Pancit Palabok Ingredients
- 500 grams rice noodles (bihon)
Sauce ingredients :
- 2 tbsp cooking oil
- 1/2 lb ground pork
- 1 tbsp anatto powder
- 3 cups pork broth
- 1 piece shrimp bouillon
- 6 tablespoons all-purpose flour
- 2 tbsp fish sauce
- 1/2 tsp ground black pepper
Topping ingredients :
- 1 cup pork belly (boiled and sliced thinly into small pieces)
- 4 ounces firm tofu (fried and sliced into cubes)
- ½ cup tinapa flakes (smoked fish)
- ½ cup chicharron (pounded)
- 2 hard-boiled eggs (sliced)
- ½ cup cooked shrimp (boiled or steamed)
- 1/4 cup green onion or scallions (finely chopped)
- 3 Tablespoons toasted garlic
- 2 lemons sliced (or 6 pieces calamansi)
Pancit Palabok Cooking Instructions
- Begin by soaking the rice noodles in water for about 15 minutes. After soaking, drain the noodles and set them aside for later use.
- Heat a saucepan over medium heat and add cooking oil until it becomes hot.
- Once the oil is ready, add ground pork to the saucepan and cook for approximately 5 to 7 minutes until it is browned.
- If using annatto powder, dilute it in pork broth before pouring it into the saucepan. If using annatto seeds, soak them in 3 tablespoons of water to extract the color, then add to the broth. Bring the mixture to a boil.
- Add a shrimp cube to the sauce, stirring to combine, and allow it to simmer for 3 minutes.
- Gradually add flour to the sauce while continuously stirring to avoid lumps.
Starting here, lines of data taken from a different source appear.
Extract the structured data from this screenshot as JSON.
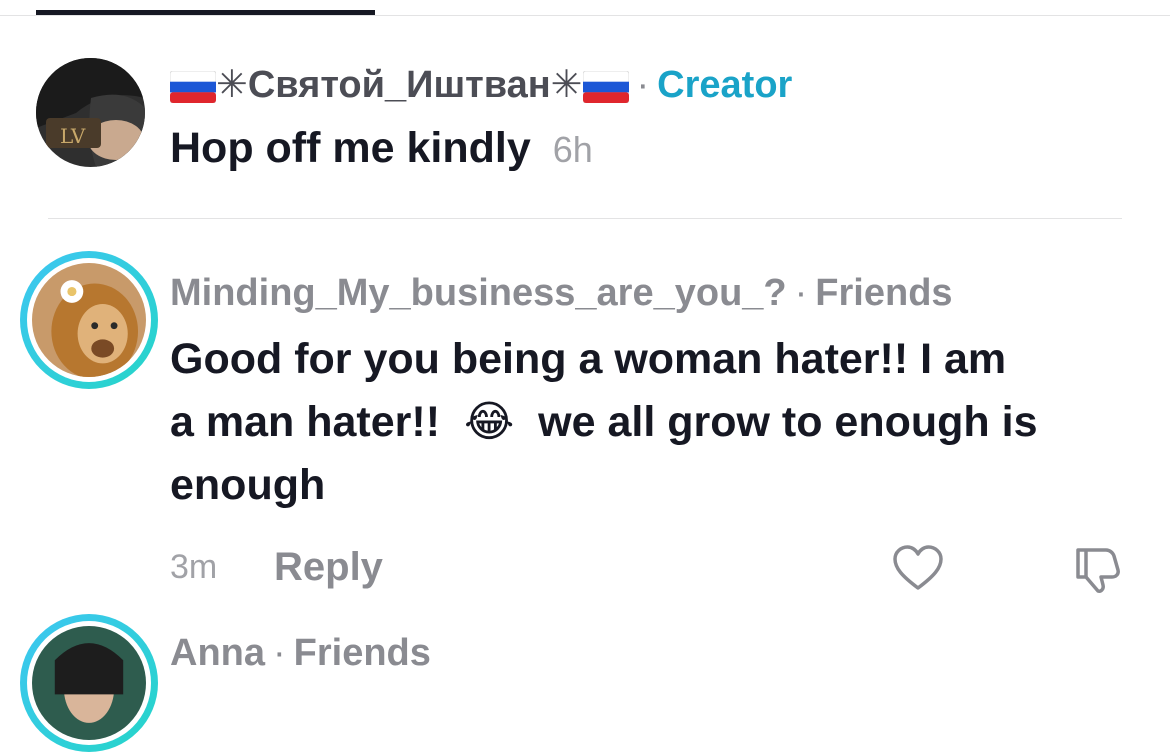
{
  "comments": [
    {
      "username": "✳Святой_Иштван✳",
      "tag": "Creator",
      "text": "Hop off me kindly",
      "time": "6h"
    },
    {
      "username": "Minding_My_business_are_you_?",
      "tag": "Friends",
      "text_line1": "Good for you being a woman hater!! I am",
      "text_line2_start": "a man hater!!",
      "emoji": "😂",
      "text_line2_end": "we all grow to enough is",
      "text_line3": "enough",
      "time": "3m",
      "reply_label": "Reply"
    },
    {
      "username": "Anna",
      "tag": "Friends"
    }
  ],
  "separator": "·",
  "colors": {
    "creator": "#1aa3c8",
    "muted": "#8a8b91",
    "text": "#161823",
    "ring_start": "#3ec6f2",
    "ring_end": "#25d5c8"
  },
  "icons": [
    "russia-flag-icon",
    "heart-icon",
    "dislike-icon",
    "laughing-emoji-icon"
  ]
}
- Incorporate fish sauce and ground black pepper, then continue to simmer until the sauce thickens. Set the sauce aside once completed.
- In a separate pot, bring enough water to a boil.
- Use a metal or bamboo strainer to hold the soaked noodles, and submerge it in the boiling water for about one minute or until the noodles are firm but cooked.
- Remove the strainer from the pot and drain any excess water from the noodles.
- Place the cooked noodles on a serving plate. Pour the prepared sauce over the noodles and arrange your preferred toppings on top. For added flavor, serve with a slice of lemon or calamansi.
Pancit Palabok Nutritional Info
Serving: 6
- Calories: 679kcal (34%)
- Carbohydrates: 81g (27%)
- Protein: 27g (54%)
- Fat: 26g (40%)
- Saturated Fat: 8g (40%)
- Polyunsaturated Fat: 4g
- Monounsaturated Fat: 12g
- Trans Fat: 1g
- Cholesterol: 132mg (44%)
- Sodium: 1174mg (49%)
- Potassium: 528mg (15%)
- Fiber: 3g (12%)
- Sugar: 1g (1%)
- Vitamin A: 184IU (4%)
- Vitamin C: 29mg (35%)
- Calcium: 88mg (9%)
- Iron: 3mg (17%)
FAQ’s
Conclusion
Pancit Palabok is a renowned Filipino noodle dish noted for its rich shrimp sauce, bihon noodles, and toppings such as shrimp, chicharrón, and tinapa flakes. While similar to Pancit Malabon, its distinct preparation and noodle types set it apart. Preparing Pancit Palabok at home allows for customization and a greater appreciation of its flavors. This dish is a staple in Filipino cuisine, enjoyed during celebrations and daily meals, and it embodies significant cultural importance.